Que diabos! O que poderia haver dentro deles?

— Hmmm... — falei. — Garotos não podem ir todos os dias a uma loja como aquela.

Ele recebeu isto com seu estoicismo habitual, e por um momento lamentei ser seu pai e não sua mãe, e não poder naquele mesmo instante, na rua, dentro do carro, dar-lhe um beijo. Afinal, pensei, a coisa não tinha sido tão grave. Mas foi somente quando começamos a abrir os pacotes que me senti mais seguro. Três deles continham caixas de soldados, soldadinhos de chumbo bem comuns, mas de tão boa qualidade que Gip logo esqueceu terem sido eles, originalmente, parte de um truque mágico do tipo mais genuíno; e o quarto pacote continha um gatinho, um pequeno gatinho branco, vivo, com excelente saúde, excelente temperamento e um notável apetite.

Acompanhei a abertura dos pacotes com um alívio provisório, e fiquei por ali, pelo quarto do garoto, durante um tempo maior que o normal.

Isto aconteceu há seis meses. E agora estou começando a acreditar que tudo está bem.

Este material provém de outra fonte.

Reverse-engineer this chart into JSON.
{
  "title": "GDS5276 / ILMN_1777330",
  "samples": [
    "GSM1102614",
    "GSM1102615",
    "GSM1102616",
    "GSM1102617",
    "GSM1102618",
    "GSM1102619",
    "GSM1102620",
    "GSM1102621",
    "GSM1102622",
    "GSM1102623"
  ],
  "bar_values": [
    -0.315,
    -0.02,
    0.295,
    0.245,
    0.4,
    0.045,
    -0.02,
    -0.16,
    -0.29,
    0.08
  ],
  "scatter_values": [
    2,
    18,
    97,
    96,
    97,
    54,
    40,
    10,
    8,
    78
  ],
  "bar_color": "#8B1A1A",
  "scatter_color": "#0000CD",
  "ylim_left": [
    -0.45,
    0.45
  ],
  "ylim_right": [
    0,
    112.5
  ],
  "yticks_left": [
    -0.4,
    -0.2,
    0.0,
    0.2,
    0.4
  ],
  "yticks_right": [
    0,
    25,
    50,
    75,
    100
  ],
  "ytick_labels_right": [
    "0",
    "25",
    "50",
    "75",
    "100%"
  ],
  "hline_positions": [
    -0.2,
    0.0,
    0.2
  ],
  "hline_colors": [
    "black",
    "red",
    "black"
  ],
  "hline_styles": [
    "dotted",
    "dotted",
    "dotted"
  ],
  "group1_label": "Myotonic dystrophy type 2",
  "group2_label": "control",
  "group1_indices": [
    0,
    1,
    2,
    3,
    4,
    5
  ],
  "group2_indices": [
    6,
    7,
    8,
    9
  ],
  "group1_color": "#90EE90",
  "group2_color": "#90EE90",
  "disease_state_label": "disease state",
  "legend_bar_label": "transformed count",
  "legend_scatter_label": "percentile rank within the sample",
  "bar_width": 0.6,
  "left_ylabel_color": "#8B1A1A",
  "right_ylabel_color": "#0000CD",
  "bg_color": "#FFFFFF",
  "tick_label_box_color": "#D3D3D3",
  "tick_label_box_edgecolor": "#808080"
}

O gatinho tinha apenas a mágica natural de todos os gatos, e os soldados formam uma companhia tão confiável quanto a que qualquer coronel poderia desejar. E Gip?

Os pais mais inteligentes devem compreender que com Gip tenho que usar bastante cuidado. O máximo que consegui, certo dia, foi isto. Falei:

— Não gostaria que seus soldados ficassem vivos, Gip, e pudessem marchar sozinhos?

— Os meus fazem isso — disse ele. — Basta que eu diga uma palavra que sei, antes de abrir a caixa.

— E então eles marcham sozinhos por aí?

— Oh, claro, pai. Eu não ia gostar se não fosse assim.

Não externei nenhuma surpresa inadequada, e desde então já por uma ou duas vezes me aproximei dele, sem avisar, enquanto brincava com os soldadinhos, mas não os vi se comportar magicamente. É tão difícil perceber. Há também a questão financeira. Tenho o hábito incurável de pagar minhas contas. Tenho percorrido Regent Street de cima a baixo, várias vezes, procurando a loja.

Estou inclinado a considerar que, da minha parte, minha obrigação está cumprida, e, já
que o nome e o endereço de Gip são conhecidos, posso deixar que essas pessoas, sejam elas quem forem, nos enviem a conta de acordo com a sua conveniência.

Fonte:
H. G. Wells. O País dos Cegos e outras histórias. Rio de Janeiro: Objetiva, 2014.